目前仍在横店驻扎的小A称,今年与去年的横店景象截然不同,充分诠释了什么叫“人去楼空,世态炎凉”。 去年,横店明清宫苑一天就有20多个剧组在此拍摄,群演供不应求,是个人都能来当演员。今年,只要哪个剧组宣布线下面试,演员们便蜂拥而至。 “开门那一刻,场面就像超市大爷大妈抢鸡蛋。”小A说,“景区虽然空荡荡,但还有一大群工作人员待岗就业,期盼着能回到去年的繁华盛世。” AI冲击的并非某几个演员,而是整个过去靠“快拍、快更、快变现”跑通的真人短剧生态。 过去行业粗放增长时,霸总模板换个名字就能拍几十遍,演员只要长相过关、配合度高就有活干。如今,这类流水线短剧AI全部能接,且成本更低、速度更快。 2近日,62岁的TVB演员吴启华,将20岁巅峰时期的肖像权卖给某AI制作团队,盘活了沉睡三十年的“颜值资产”。 网友调侃:“以前说法拉利老了还是法拉利,现在好了,法拉利直接永生!”
目前这尚未成为行业普遍现象,但“真人演员能否被AI替代”已成为全行业热议话题。 国家一级演员濮存昕从专业角度认为,AI无法替代演员,因为AI缺乏眼眸中的灵光,无法通过眼神与观众进行有效沟通。 况且,演员带来的不可知的差异性,也是固定表演模式的AI无法替代的。 影视从业者、视频号“强哥聊影视”指出,一些最烧钱的大场面戏,其中的演员可以被AI代替。但强调“活人感”的电影,仍需真人表演。
如《魔戒》《复仇者联盟》这类重故事、重场面、重特效的影视,真人演员可被取代。

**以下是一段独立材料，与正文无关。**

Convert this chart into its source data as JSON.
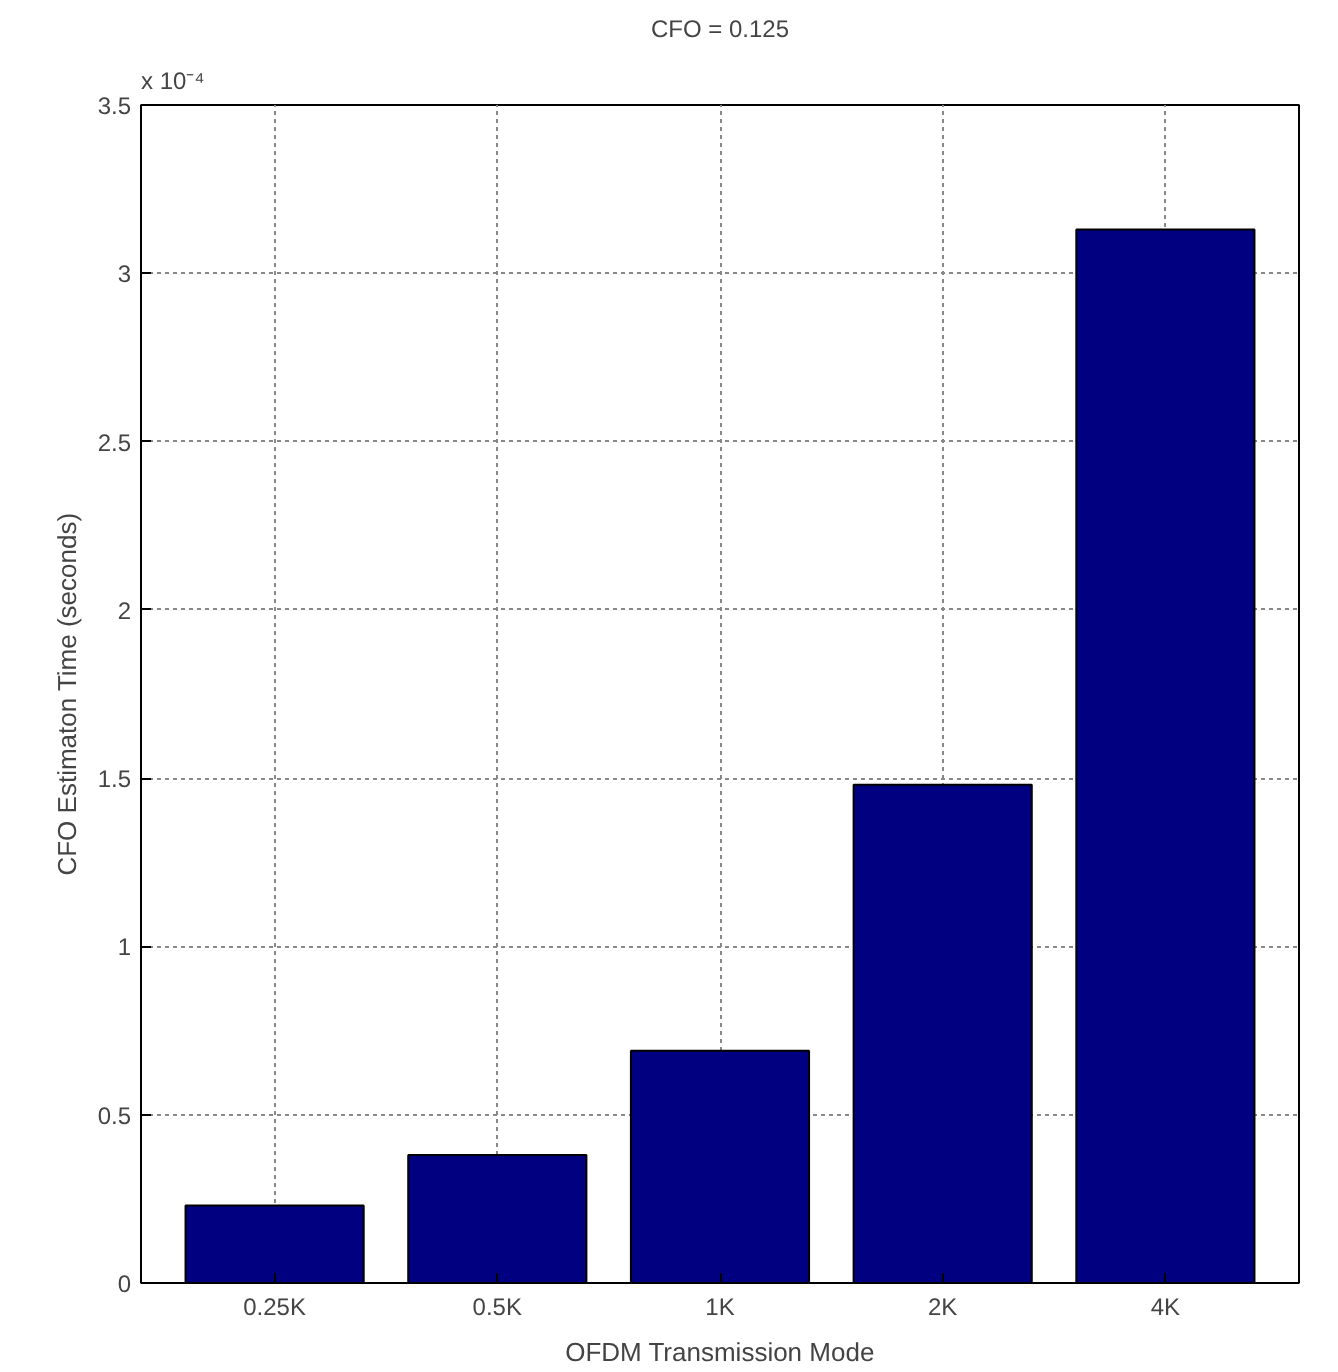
{
  "chart_data": {
    "type": "bar",
    "title": "CFO = 0.125",
    "xlabel": "OFDM Transmission Mode",
    "ylabel": "CFO Estimaton Time (seconds)",
    "categories": [
      "0.25K",
      "0.5K",
      "1K",
      "2K",
      "4K"
    ],
    "values": [
      0.23,
      0.38,
      0.69,
      1.48,
      3.13
    ],
    "color": "#000080",
    "ylim": [
      0,
      3.5
    ],
    "yticks": [
      0,
      0.5,
      1,
      1.5,
      2,
      2.5,
      3,
      3.5
    ],
    "annotations": [
      "x 10⁻⁴"
    ],
    "grid": true
  }
}
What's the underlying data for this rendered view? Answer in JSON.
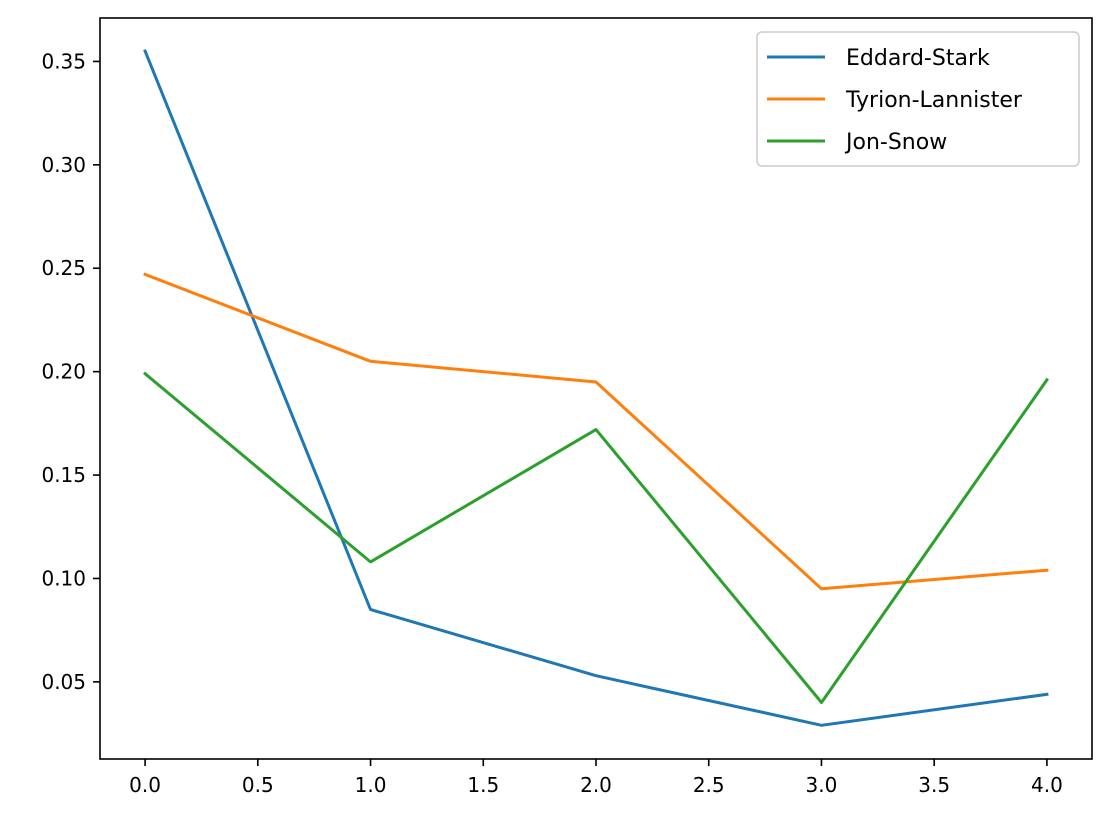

使用AI旨在极致省钱,且这类电影对表演要求不高。 “如果你拍的是《流浪地球》,李雪健就能被取代;但像《唐伯虎点秋香》这样充满‘活人感’的戏,就不是AI能取代的了。” 对此,观众观点两极分化。 一方持乐观态度。小麦认为:“AI取代不了的是演员超出算力的那部分独属于‘人的创造力’。AI剧越多,真正的演技咖反而更有出路,就像短视频泛滥后,质量精良的长视频脱颖而出,道理类似。” 小海以近期爆火的电影《给阿嬷的情书》为例,称观众爱看的永远是真人、真情与真诚的结合体。 “AI作品打动不了人,迟早会消失。看《给阿嬷的情书》就知道了,绝大多数观众还是喜欢有真情真意的真人演绎,无论是电影还是电视。” 持反方观点的小Q则认为,随着科技发展,只要喂入足够多的素材,什么样的演员和演技都能复刻,AI演员早晚会代替真人演员。
“无法被代替的只有少部分天赋型演员。但很多演技咖走的是技术流派,技术是可以模仿和学习的。AI发展越成熟,再特别的表演方式,也只是丰富了AI的素材库。” 中戏表演系王楠老师是坚定的真人演员拥护者。他表示,AI不是取代演员,反而是拔高了演员的门槛。 他总结了AI无法取代真人演员的五点原因:
“缺乏精神力量和生命感悟,只能进行流水线式、套路式表演的演员,可能会最先被替代,因为AI特别擅长这类表演。” 3AI是短剧行业的救命稻草吗?不尽然。随着新技术全面放开,AI短剧正朝着越来越诡异的方向狂奔。 近日,有短剧从业者晒出一张“影视传媒制片人群”截图,赫然写着用500块招募真人AI形象,只需签署AI授权,提供照片视频,无需真人拍摄。
尾部演员或素人无法像吴启华那样获得“可观片酬”,而是500块,不需要你本人出演,直接买断你的形象。 一旦此口子打开,真人演员的就业机会和片酬将被再次拉低至冰点。 尽管AI短剧爆发速度惊人,但三个绕不开的硬伤正严重限制其长期生命力。 第一,是“用熬夜换产量”的畸形生产模式。 许多AI短剧小团队为赶热点、冲上新,工作人员连轴转熬大夜,一周即可赶出几十集内容。
有从业者爆料,其团队三人为了赶热点题材,连续熬了三天三夜,最终成品连人物名字都前后对不上,更遑论剧情连贯性。 这种靠透支人力堆砌的产量不可持续。且其中大量内容为从业者“爆肝”生产的无效内容。 据中国网络视听数据显示,2026年春节档,真人剧上线量仅为AI剧的五十分之一,但真人剧总播放量依然领先,是AI剧的25倍。 可见,大部分AI短剧不过是一群人赶工产出、却无人观看的废品。 第二,是故事和画风的严重同质化。 打开各平台AI短剧专区,十部剧里有八部都是相似的大男主设定、古风重生剧情,连人物脸孔、服化道风格都高度雷同。 目前大多数AI短剧内容基于现有素材拼接优化,难以创造出完全跳出既有模板、具有独特生命力的故事和角色。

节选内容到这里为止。